Closing the sustainable infrastructure gap
By Victoria Miles and Isabella da Costa Mendes, Co-CEOs and Co-Founders of ImpactA Global
As Co-CEOs of ImpactA Global, we were delighted to attend the Climate Finance Mobilization Forum in Windsor today, inspired by the work of His Majesty King Charles and the Sustainable Markets Initiative.
As a new initiative ourselves, recently launched, with backing from UK's Legal & General Capital, to provide debt financing for sustainable infrastructure projects in Emerging Markets (EM), we are encouraged to see this issue prioritised on the agendas of World leaders and global industry heads.
EM countries are some of the most exposed to the effects of climate change, even if they are less responsible for it. As a women-led firm, we know that women in Emerging Markets are especially vulnerable, as they are likely to depend for food and income on the land and natural resources under threat. And yet climate finance – for mitigation and adaptation – is not reaching these same countries efficiently.

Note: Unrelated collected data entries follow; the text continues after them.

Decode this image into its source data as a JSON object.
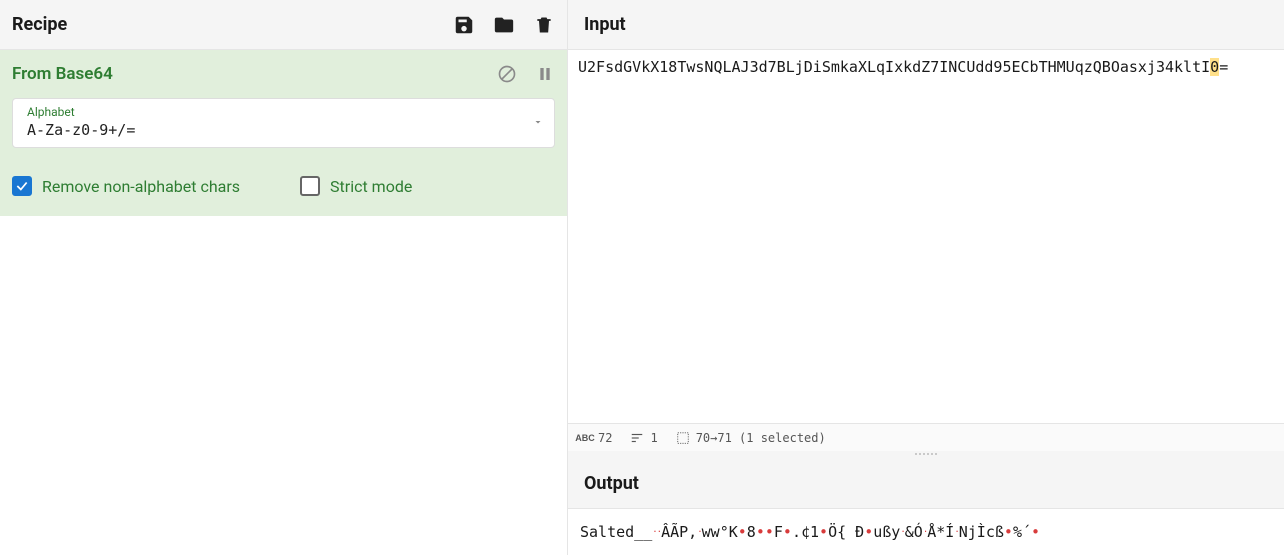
{
  "recipe": {
    "title": "Recipe",
    "operation": {
      "name": "From Base64",
      "alphabet_label": "Alphabet",
      "alphabet_value": "A-Za-z0-9+/=",
      "remove_non_alpha_label": "Remove non-alphabet chars",
      "remove_non_alpha_checked": true,
      "strict_mode_label": "Strict mode",
      "strict_mode_checked": false
    }
  },
  "input": {
    "title": "Input",
    "text_before": "U2FsdGVkX18TwsNQLAJ3d7BLjDiSmkaXLqIxkdZ7INCUdd95ECbTHMUqzQBOasxj34kltI",
    "highlighted": "0",
    "text_after": "="
  },
  "statusbar": {
    "length": "72",
    "lines": "1",
    "selection": "70→71 (1 selected)"
  },
  "output": {
    "title": "Output",
    "segments": [
      {
        "t": "Salted__",
        "c": "plain"
      },
      {
        "t": "··",
        "c": "ctrl"
      },
      {
        "t": "ÂÃP,",
        "c": "plain"
      },
      {
        "t": "·",
        "c": "ctrl"
      },
      {
        "t": "ww°K",
        "c": "plain"
      },
      {
        "t": "•",
        "c": "dot"
      },
      {
        "t": "8",
        "c": "plain"
      },
      {
        "t": "••",
        "c": "dot"
      },
      {
        "t": "F",
        "c": "plain"
      },
      {
        "t": "•",
        "c": "dot"
      },
      {
        "t": ".¢1",
        "c": "plain"
      },
      {
        "t": "•",
        "c": "dot"
      },
      {
        "t": "Ö{ Ð",
        "c": "plain"
      },
      {
        "t": "•",
        "c": "dot"
      },
      {
        "t": "ußy",
        "c": "plain"
      },
      {
        "t": "·",
        "c": "ctrl"
      },
      {
        "t": "&Ó",
        "c": "plain"
      },
      {
        "t": "·",
        "c": "ctrl"
      },
      {
        "t": "Å*Í",
        "c": "plain"
      },
      {
        "t": "·",
        "c": "ctrl"
      },
      {
        "t": "NjÌcß",
        "c": "plain"
      },
      {
        "t": "•",
        "c": "dot"
      },
      {
        "t": "%´",
        "c": "plain"
      },
      {
        "t": "•",
        "c": "dot"
      }
    ]
  }
}
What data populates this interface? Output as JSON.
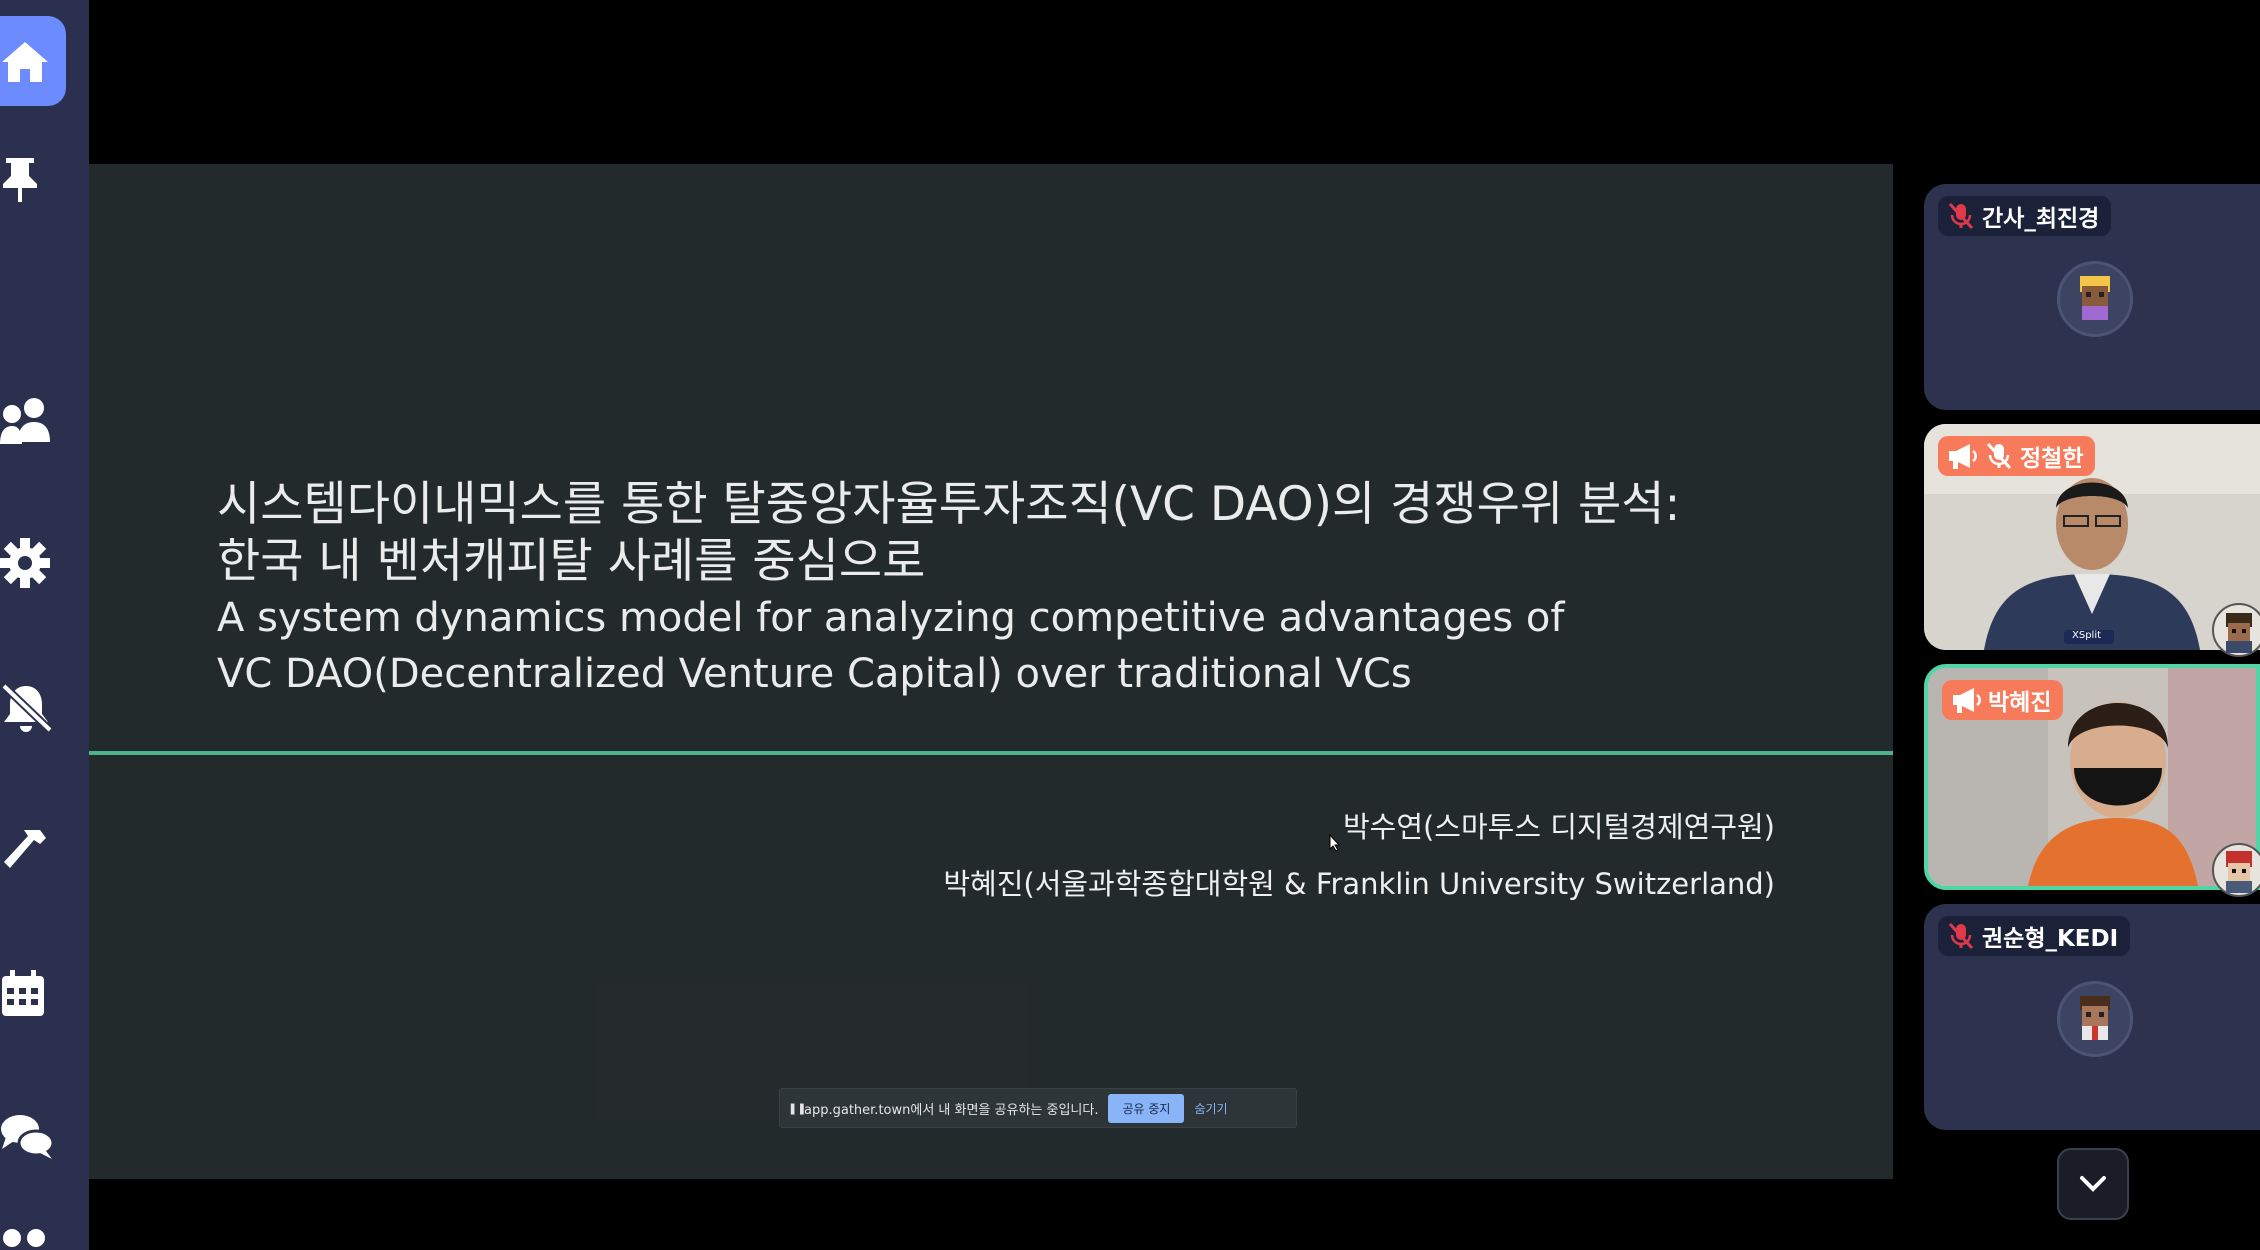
{
  "slide": {
    "title_ko_line1": "시스템다이내믹스를 통한 탈중앙자율투자조직(VC DAO)의 경쟁우위 분석:",
    "title_ko_line2": "한국 내 벤처캐피탈 사례를 중심으로",
    "title_en_line1": "A system dynamics model for analyzing competitive advantages of",
    "title_en_line2": "VC DAO(Decentralized Venture Capital) over traditional VCs",
    "author1": "박수연(스마투스 디지털경제연구원)",
    "author2": "박혜진(서울과학종합대학원 & Franklin University Switzerland)"
  },
  "share_bar": {
    "pause_icon": "pause-icon",
    "message": "app.gather.town에서 내 화면을 공유하는 중입니다.",
    "stop_label": "공유 중지",
    "hide_label": "숨기기"
  },
  "participants": [
    {
      "name": "간사_최진경",
      "muted": true,
      "speaking": false
    },
    {
      "name": "정철한",
      "muted": true,
      "speaking": true
    },
    {
      "name": "박혜진",
      "muted": false,
      "speaking": true
    },
    {
      "name": "권순형_KEDI",
      "muted": true,
      "speaking": false
    }
  ],
  "sidebar": {
    "items": [
      "home-icon",
      "pin-icon",
      "people-icon",
      "gear-icon",
      "bell-off-icon",
      "hammer-icon",
      "calendar-icon",
      "chat-icon",
      "more-icon"
    ]
  },
  "colors": {
    "sidebar": "#2a304d",
    "accent": "#6c8bff",
    "slide_bg": "#232a2c",
    "divider": "#4fb38a",
    "speaking_tag": "#f77a5b",
    "active_border": "#4fd6a4"
  },
  "video_watermark": "XSplit"
}
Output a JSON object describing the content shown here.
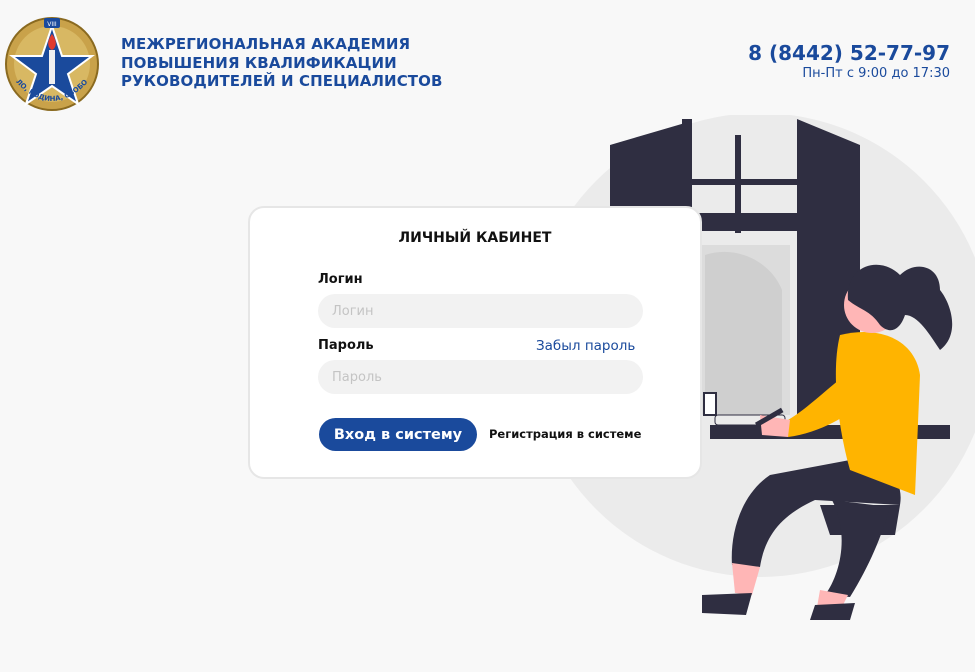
{
  "header": {
    "org_name_lines": [
      "МЕЖРЕГИОНАЛЬНАЯ АКАДЕМИЯ",
      "ПОВЫШЕНИЯ КВАЛИФИКАЦИИ",
      "РУКОВОДИТЕЛЕЙ И СПЕЦИАЛИСТОВ"
    ],
    "phone": "8 (8442) 52-77-97",
    "hours": "Пн-Пт с 9:00 до 17:30"
  },
  "logo": {
    "badge_text": "VIII",
    "motto": "ДЕЛО, РОДИНА, СВОБОДА"
  },
  "login_card": {
    "title": "ЛИЧНЫЙ КАБИНЕТ",
    "login_label": "Логин",
    "login_placeholder": "Логин",
    "login_value": "",
    "password_label": "Пароль",
    "password_placeholder": "Пароль",
    "password_value": "",
    "forgot_password": "Забыл пароль",
    "submit_label": "Вход в систему",
    "register_label": "Регистрация в системе"
  },
  "colors": {
    "brand_blue": "#1a4a9c",
    "illustration_dark": "#2f2e41",
    "illustration_accent": "#ffb400",
    "illustration_skin": "#ffb6b6"
  },
  "icons": {
    "logo": "academy-emblem-icon",
    "illustration": "woman-at-window-illustration"
  }
}
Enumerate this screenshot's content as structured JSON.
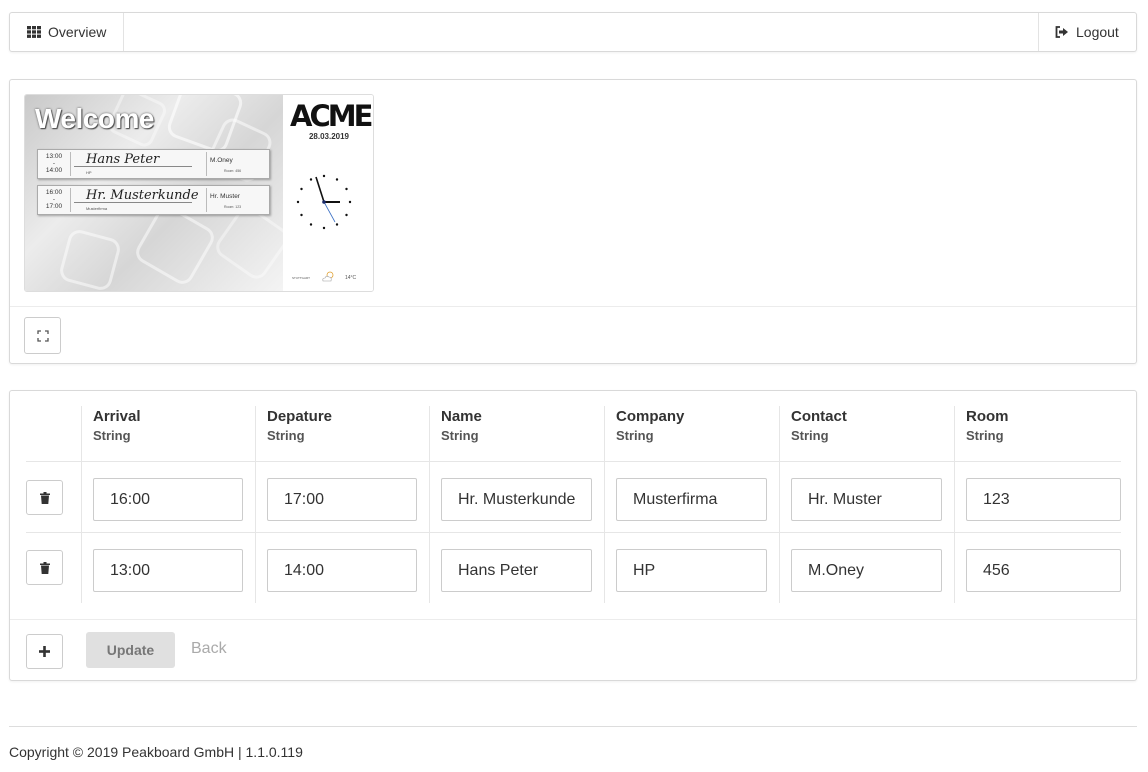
{
  "nav": {
    "overview_label": "Overview",
    "logout_label": "Logout"
  },
  "preview": {
    "welcome_text": "Welcome",
    "logo_text": "ACME",
    "date": "28.03.2019",
    "meetings": [
      {
        "start": "13:00",
        "end": "14:00",
        "name": "Hans Peter",
        "company": "HP",
        "contact": "M.Oney",
        "room": "Room: 456"
      },
      {
        "start": "16:00",
        "end": "17:00",
        "name": "Hr. Musterkunde",
        "company": "Musterfirma",
        "contact": "Hr. Muster",
        "room": "Room: 123"
      }
    ],
    "weather_city": "STUTTGART",
    "temperature": "14°C"
  },
  "table": {
    "columns": [
      {
        "title": "Arrival",
        "type": "String"
      },
      {
        "title": "Depature",
        "type": "String"
      },
      {
        "title": "Name",
        "type": "String"
      },
      {
        "title": "Company",
        "type": "String"
      },
      {
        "title": "Contact",
        "type": "String"
      },
      {
        "title": "Room",
        "type": "String"
      }
    ],
    "rows": [
      {
        "arrival": "16:00",
        "departure": "17:00",
        "name": "Hr. Musterkunde",
        "company": "Musterfirma",
        "contact": "Hr. Muster",
        "room": "123"
      },
      {
        "arrival": "13:00",
        "departure": "14:00",
        "name": "Hans Peter",
        "company": "HP",
        "contact": "M.Oney",
        "room": "456"
      }
    ],
    "update_label": "Update",
    "back_label": "Back"
  },
  "footer": {
    "copyright": "Copyright © 2019 Peakboard GmbH | 1.1.0.119"
  }
}
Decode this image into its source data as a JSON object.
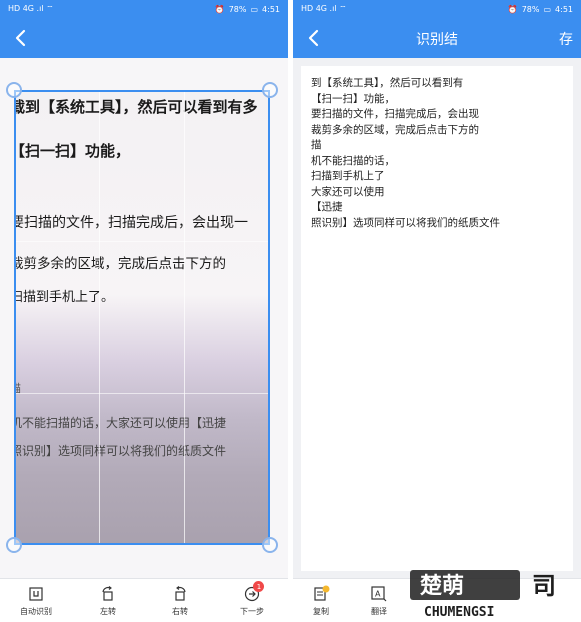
{
  "left": {
    "status": {
      "left": "HD 4G .ıl ⌔",
      "battery": "78%",
      "time": "4:51"
    },
    "photo_lines": [
      "载到【系统工具】，然后可以看到有多",
      "【扫一扫】功能，",
      "要扫描的文件，扫描完成后，会出现一",
      "裁剪多余的区域，完成后点击下方的",
      "扫描到手机上了。",
      "描",
      "机不能扫描的话，大家还可以使用【迅捷",
      "照识别】选项同样可以将我们的纸质文件"
    ],
    "toolbar": [
      {
        "label": "自动识别",
        "icon": "auto-detect-icon"
      },
      {
        "label": "左转",
        "icon": "rotate-left-icon"
      },
      {
        "label": "右转",
        "icon": "rotate-right-icon"
      },
      {
        "label": "下一步",
        "icon": "next-icon",
        "badge": "1"
      }
    ]
  },
  "right": {
    "status": {
      "left": "HD 4G .ıl ⌔",
      "battery": "78%",
      "time": "4:51"
    },
    "title": "识别结",
    "action": "存",
    "text_lines": [
      "到【系统工具】，然后可以看到有",
      "【扫一扫】功能，",
      "要扫描的文件，扫描完成后，会出现",
      "裁剪多余的区域，完成后点击下方的",
      "描",
      "机不能扫描的话，",
      "扫描到手机上了",
      "大家还可以使用",
      "【迅捷",
      "照识别】选项同样可以将我们的纸质文件"
    ],
    "toolbar": [
      {
        "label": "复制",
        "icon": "copy-icon"
      },
      {
        "label": "翻译",
        "icon": "translate-icon"
      }
    ]
  },
  "watermark": {
    "text": "CHUMENGSI"
  },
  "colors": {
    "accent": "#3b8ef0",
    "badge": "#f04848"
  }
}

We have seen the daunting numbers around the sustainable infrastructure gap in global EM and the investment required to deliver the UN SDGs - with official estimates as high as US$2.5 trillion annually. The debate is not just around mobilising vast amounts of capital, but mobilising the right sort of capital that can unlock the right kind of investment, in the right kind of way. With focused and coordinated action, the subject of discussion today, we feel that meaningful steps can be taken to address climate funding gaps in a way that is also sustainable from a financial perspective.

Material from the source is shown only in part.